Obstipation is the patient’s inability to pass fecal matters or gas. It is essentially an extended and chronic constipation. When wastes cannot be completely eliminated from the intestines it becomes a chronic state and the intestines can become obstructed.
There is no precise diagnostic exam for obstipation. The condition of obstipation is identified by the patient’s health history and the signs and symptoms which are present at the time of the medical examination.
A person who is chronically constipated is likely to feel bloated almost continually. Often that will lead to anorexia, tenderness and abdominal discomfort. If constipation is ignored, the patient will have more complications. It is wise to seek treatment at the earliest possible time if severe constipation persists.
Since the role of the intestines is to eliminate solid and semi-solid wastes from the body, it is clear that if the bowel is not cleared regularly, wastes will accumulate. Similarly, toxins can be accumulated at the same time. This process leads to inflammation, infection, bad breath and body odor. Prolonged inflammation may also interrupt the blood supply to the intestines. If this happens, the patient may experience cramps, collapse of the intestines, peritonitis, malaise, fever and tachycardia.
When intestinal distention arises, peristaltic movement of the intestines is interrupted or stopped. The normal secretions within the intestines become reduces or absent. By that time, the intestines will begin to lose their ability to absorb water and nutrients. In addition, there are 0ther physical symptoms such as nausea, dehydration and vomiting.
Difference between obstipation and constipation
If a person does not have a routine bowel movement or has fewer than three bowel movements in a single week, that person is considered to be constipated. Constipation means the patient had inadequate bowel movements to maintain good intestinal health. Their stool is usually hard and dry. That results in straining during a regular bowel movement and sometimes pain during the elimination process.
Beyond that is obstipation. This is a case of constipation that is persistent and severe. It could be a result of obstruction within the intestines.
The same symptoms that cause chronic constipation can lead to and result in obstipation if not corrected. It is important to remember that constipation and obstipation are not diseases. They are significant symptoms which are not to be ignored. Some contributing factors may be:
- Poor muscle tone,
- Particular medications,
- Insufficient exercise,
- Some metabolic conditions, like celiac disease, diabetes,etc.

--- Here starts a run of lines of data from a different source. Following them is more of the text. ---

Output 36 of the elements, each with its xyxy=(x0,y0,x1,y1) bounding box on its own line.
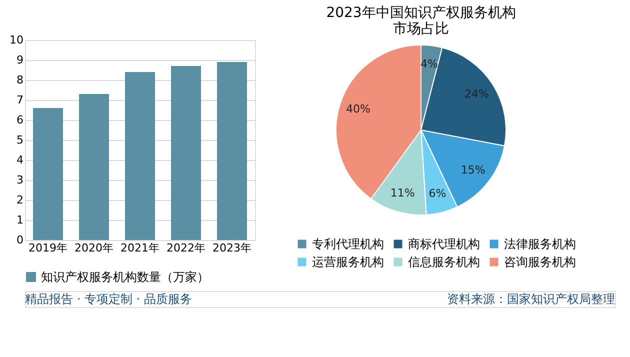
y-tick-label: 9 xyxy=(16,54,24,66)
y-tick-label: 4 xyxy=(16,154,24,166)
x-tick-label: 2023年 xyxy=(212,242,252,254)
data-label: 24% xyxy=(464,88,489,101)
legend-label: 法律服务机构 xyxy=(504,237,576,251)
data-label: 15% xyxy=(460,163,486,176)
legend-label: 咨询服务机构 xyxy=(504,255,576,269)
data-label: 6% xyxy=(428,186,446,200)
legend-label: 知识产权服务机构数量（万家） xyxy=(41,270,209,284)
text: 精品报告 · 专项定制 · 品质服务 xyxy=(25,292,192,306)
y-tick-label: 5 xyxy=(16,134,24,146)
x-tick-label: 2019年 xyxy=(28,242,68,254)
chart-title: 2023年中国知识产权服务机构市场占比 xyxy=(326,5,516,37)
bar xyxy=(217,62,247,240)
x-tick-label: 2021年 xyxy=(120,242,160,254)
data-label: 40% xyxy=(346,102,370,116)
bar xyxy=(125,72,155,240)
legend-label: 信息服务机构 xyxy=(408,255,480,269)
y-tick-label: 10 xyxy=(10,34,24,46)
legend-label: 专利代理机构 xyxy=(312,237,384,251)
y-tick-label: 3 xyxy=(16,174,24,186)
y-tick-label: 0 xyxy=(16,234,24,246)
y-tick-label: 1 xyxy=(16,214,24,226)
bar xyxy=(79,94,109,240)
text: 资料来源：国家知识产权局整理 xyxy=(447,292,615,306)
data-label: 11% xyxy=(390,186,415,200)
y-tick-label: 7 xyxy=(16,94,24,106)
x-tick-label: 2020年 xyxy=(74,242,114,254)
bar xyxy=(171,66,201,240)
x-tick-label: 2022年 xyxy=(166,242,206,254)
y-tick-label: 2 xyxy=(16,194,24,206)
legend-label: 商标代理机构 xyxy=(408,237,480,251)
bar xyxy=(33,108,63,240)
legend-label: 运营服务机构 xyxy=(312,255,384,269)
y-tick-label: 6 xyxy=(16,114,24,126)
y-tick-label: 8 xyxy=(16,74,24,86)
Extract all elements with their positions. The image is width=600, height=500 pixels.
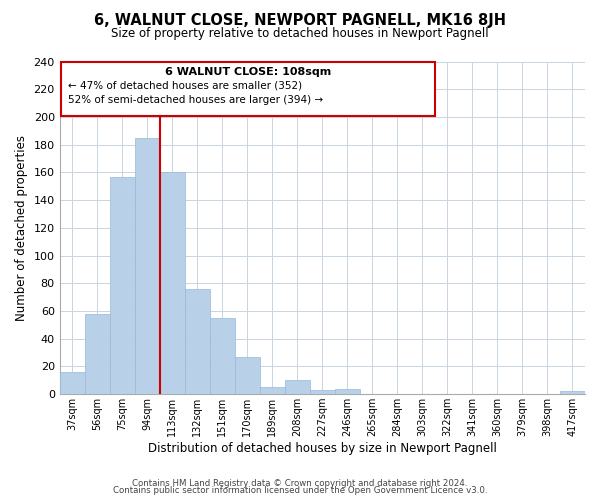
Bar xyxy=(160,172,185,394)
Text: Size of property relative to detached houses in Newport Pagnell: Size of property relative to detached ho… xyxy=(111,28,489,40)
Bar xyxy=(335,388,360,394)
Bar xyxy=(560,392,585,394)
Bar xyxy=(210,318,235,394)
Bar xyxy=(260,387,285,394)
Text: 6, WALNUT CLOSE, NEWPORT PAGNELL, MK16 8JH: 6, WALNUT CLOSE, NEWPORT PAGNELL, MK16 8… xyxy=(94,12,506,28)
Bar xyxy=(235,356,260,394)
Text: Contains public sector information licensed under the Open Government Licence v3: Contains public sector information licen… xyxy=(113,486,487,495)
Text: ← 47% of detached houses are smaller (352): ← 47% of detached houses are smaller (35… xyxy=(68,81,302,91)
Text: Contains HM Land Registry data © Crown copyright and database right 2024.: Contains HM Land Registry data © Crown c… xyxy=(132,478,468,488)
Bar xyxy=(135,138,160,394)
Bar xyxy=(185,289,210,394)
Bar xyxy=(310,390,335,394)
Y-axis label: Number of detached properties: Number of detached properties xyxy=(15,135,28,321)
Bar xyxy=(85,314,110,394)
Bar xyxy=(110,176,135,394)
Text: 52% of semi-detached houses are larger (394) →: 52% of semi-detached houses are larger (… xyxy=(68,95,323,105)
Bar xyxy=(59,372,85,394)
Text: 6 WALNUT CLOSE: 108sqm: 6 WALNUT CLOSE: 108sqm xyxy=(165,67,331,77)
Bar xyxy=(285,380,310,394)
X-axis label: Distribution of detached houses by size in Newport Pagnell: Distribution of detached houses by size … xyxy=(148,442,497,455)
FancyBboxPatch shape xyxy=(61,62,435,116)
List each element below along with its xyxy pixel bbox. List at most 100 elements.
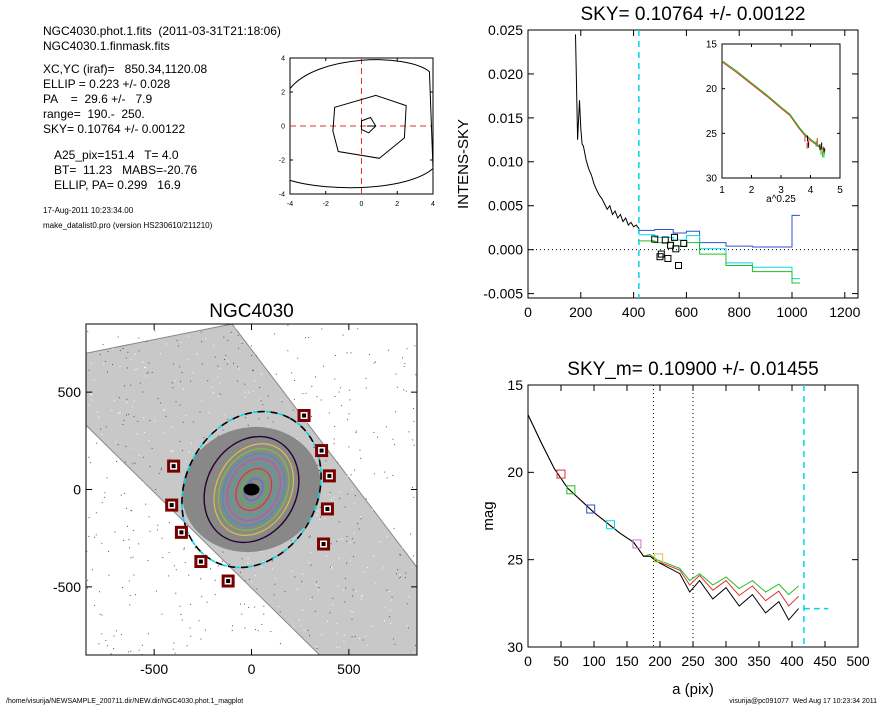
noise-pixel: [144, 631, 146, 633]
noise-pixel: [201, 548, 203, 550]
noise-pixel: [317, 589, 319, 591]
noise-pixel: [184, 562, 186, 564]
noise-pixel: [395, 373, 397, 375]
noise-pixel: [355, 430, 357, 432]
noise-pixel: [244, 603, 246, 605]
noise-pixel: [186, 645, 188, 647]
noise-pixel: [113, 632, 115, 634]
noise-pixel: [183, 547, 185, 549]
noise-pixel: [386, 477, 388, 479]
noise-pixel: [260, 373, 262, 375]
mag-marker-square: [654, 553, 664, 563]
noise-pixel: [149, 518, 151, 520]
noise-pixel: [105, 426, 107, 428]
noise-pixel: [169, 458, 171, 460]
noise-pixel: [252, 369, 254, 371]
noise-pixel: [389, 590, 391, 592]
noise-pixel: [86, 516, 88, 518]
noise-pixel: [204, 338, 206, 340]
noise-pixel: [148, 516, 150, 518]
noise-pixel: [359, 424, 361, 426]
mag-marker-square: [556, 469, 566, 479]
noise-pixel: [141, 644, 143, 646]
noise-pixel: [180, 601, 182, 603]
noise-pixel: [247, 424, 249, 426]
noise-pixel: [125, 357, 127, 359]
noise-pixel: [376, 512, 378, 514]
mask-box-core: [171, 464, 176, 469]
noise-pixel: [254, 651, 256, 653]
inset-ytick-label: 15: [706, 40, 718, 51]
mag-plot-ytick-label: 20: [507, 464, 523, 480]
noise-pixel: [91, 394, 93, 396]
noise-pixel: [404, 363, 406, 365]
noise-pixel: [320, 516, 322, 518]
noise-pixel: [128, 635, 130, 637]
noise-pixel: [95, 542, 97, 544]
noise-pixel: [280, 632, 282, 634]
noise-pixel: [190, 635, 192, 637]
noise-pixel: [356, 590, 358, 592]
noise-pixel: [347, 452, 349, 454]
noise-pixel: [252, 338, 254, 340]
ellipse-range: [203, 435, 300, 544]
inset-ytick-label: 20: [706, 84, 718, 95]
noise-pixel: [125, 571, 127, 573]
noise-pixel: [404, 453, 406, 455]
noise-pixel: [130, 509, 132, 511]
noise-pixel: [179, 404, 181, 406]
noise-pixel: [321, 328, 323, 330]
noise-pixel: [161, 555, 163, 557]
noise-pixel: [161, 537, 163, 539]
noise-pixel: [408, 596, 410, 598]
sky-plot-ytick-label: -0.005: [483, 286, 523, 302]
noise-pixel: [336, 632, 338, 634]
noise-pixel: [162, 557, 164, 559]
noise-pixel: [304, 367, 306, 369]
mag-plot-ylabel: mag: [480, 501, 497, 530]
noise-pixel: [110, 540, 112, 542]
noise-pixel: [247, 557, 249, 559]
noise-pixel: [126, 402, 128, 404]
noise-pixel: [221, 560, 223, 562]
inset-frame: [721, 43, 841, 179]
noise-pixel: [316, 514, 318, 516]
sky-plot-ylabel: INTENS-SKY: [455, 119, 472, 209]
noise-pixel: [354, 495, 356, 497]
noise-pixel: [160, 469, 162, 471]
noise-pixel: [356, 401, 358, 403]
noise-pixel: [241, 341, 243, 343]
noise-pixel: [175, 401, 177, 403]
noise-pixel: [407, 508, 409, 510]
noise-pixel: [115, 538, 117, 540]
noise-pixel: [337, 462, 339, 464]
noise-pixel: [206, 627, 208, 629]
noise-pixel: [245, 633, 247, 635]
noise-pixel: [125, 445, 127, 447]
footer-path: /home/visurija/NEWSAMPLE_200711.dir/NEW.…: [6, 698, 244, 705]
center-plot-ytick-label: -2: [279, 157, 285, 164]
image-xtick-label: 500: [337, 661, 361, 677]
noise-pixel: [338, 557, 340, 559]
noise-pixel: [374, 361, 376, 363]
noise-pixel: [400, 554, 402, 556]
noise-pixel: [247, 562, 249, 564]
noise-pixel: [138, 350, 140, 352]
mag-plot-xlabel: a (pix): [672, 681, 714, 698]
noise-pixel: [357, 328, 359, 330]
noise-pixel: [296, 438, 298, 440]
inset-ytick-label: 25: [706, 129, 718, 140]
mag-marker-square: [632, 539, 642, 549]
isophote-contour: [230, 463, 277, 517]
noise-pixel: [294, 638, 296, 640]
noise-pixel: [271, 560, 273, 562]
noise-pixel: [158, 615, 160, 617]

- Insufficient water consumption,
- Low fiber diet–A recommended fiber intake is 20-35 grams per day.
- Anal fissure
- Impaction of fecal material
- Obstruction of the intestines
- Adhesions in the peritoneum
- Gallstone ileus
- Colonic stricture
- Intestinal atresia-narrowing or closure of the intestines
- Functional constipation
- Intussusception – the intestines fold into itself which causes obstruction
Obstipation diagnosis is helped by a physical examination and palpation of the abdomen. A manual rectal exam can reveal polyps or hemorrhoids or the presence or absence of stool in the rectum.  Urine tests may show a decreased level of urobilinogen. 
In addition, several diagnostic tests can be performed. By examining the patient with x-rays or CT scans of the abdomen, the physician can confirm the condition of obstipation. Other useful diagnostic tests may include an upper GI series, a barium enema, a colonoscopy or sigmoidoscopy.
Essentially the common sense treatment for chronic constipation is increased fluid consumption, increase fiber content in food choices and, if possible increase exercise. This remains the initial treatment for obstipation. When it is possible, exercise helps to improve peristalsis by increasing circulation in the intestines.
Traditionally enemas have been used but they are not as productive because they only evacuate the lower part of the colon. Some laxatives may be recommended or prescribed as a way to clear the obstruction, two new products have demonstrated positive results: prucalopride and lubiprostone. There is a preference for using osmotic laxatives rather than stimulant laxatives for short periods of time. The use of stool softeners may be sufficient in some cases. 
If the patient is severely dehydrated there may be a need for intravenous fluids to correct the electrolyte balance and restore bodily fluids. If severe pain is present, antispasmodic or analgesic medications may be needed for short periods of time.
If the impaction or obstruction cannot be relieved, a colonoscopy or laparoscopic surgery may be necessary.
The best way to prevent obstipation is to maintain a regular bowel movement and avoid constipation. Drink clear liquids, like water, herbal teas, broths, throughout the day, not just at meals. A daily amount of 3 liters (8 glasses) is recommended. Fruit juice requires metabolic activity and is not as helpful. Alcohol, coffee and milk are not ideal liquids to help with this process.
Increase the amount of fiber in your diet. Bran, psyllium or other natural fibers will provide bulk. Be sure to drink plenty of liquid when adding these fibers to your diet.
Daily walnut or prune consumption is a standard in many cultures. They serve as natural laxatives.
Bitters such as chicory, radicchio or artichoke, help to activate the liver and gallbladder which stimulates peristalsis and improve the ability to defecate.